On Thursday (9/24/2015) I ran an experiment using the alcohol sterilization method I've been working with all summer on silver leaved nightshade leaves (S. elaeagnifolium). Four days later I knew there was a problem. On Monday I came back to lab and noticed that quadrants A-D all had 1-2 cm sized green, hilly fungal colonies growing on them, which is far too rapid of growth for endophytes.  Quadrant H also had a fungi growing on it that appeared similar to the one that digested my dead grasshopper. All the fungi were growing directly on the leaf suggesting it wasn't contamination introduced because of me but living on the surface of the plant. Based on the physical characteristics of these fungi, I believe they are species I've grown before.

I decided I needed to take a look at my chosen sterilant, 100% ethyl alcohol. When I asked Cori she said that, contrary to assumption, alcohol is a disinfectant not a sterilant, and even then it actually works better with a little water. Thus 70% alcohol is a better disinfectant than 100%. Clearly this isn't going to work the way I thought. I went back to the literature and decided to use bleach again, in the same manner as most current research. Last semester I had a problem with 1.25% bleach killing everything, including potential endophytes, so to find a concentration to work with in the future, I decided to make multiple strength bleach solutions and test which concentration would surface sterilize without penetrating the interior of the leaf. I await conclusive results but nothing has grown on any plates yet, a good sign.
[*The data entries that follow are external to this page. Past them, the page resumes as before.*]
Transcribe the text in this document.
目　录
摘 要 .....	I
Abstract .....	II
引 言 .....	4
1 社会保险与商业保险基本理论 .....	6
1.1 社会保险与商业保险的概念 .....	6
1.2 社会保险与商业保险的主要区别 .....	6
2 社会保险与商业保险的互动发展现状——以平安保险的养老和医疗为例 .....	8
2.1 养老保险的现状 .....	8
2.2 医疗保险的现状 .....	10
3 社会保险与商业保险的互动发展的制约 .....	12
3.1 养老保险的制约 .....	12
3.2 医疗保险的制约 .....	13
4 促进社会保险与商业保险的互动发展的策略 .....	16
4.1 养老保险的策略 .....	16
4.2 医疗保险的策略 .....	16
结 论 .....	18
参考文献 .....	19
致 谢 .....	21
I need to take more photos of my plates so I can remember what these fungi look like, even if they are contaminates. If I remember correctly the microscope photos I took were of spores from green contaminates I grew over the summer.


I made some photos of my plates. This is what I keep growing that looks like contamination:

This is what looks like the same thing that ate the grasshopper: It has the same black spores that bunch in heads and white mycelium.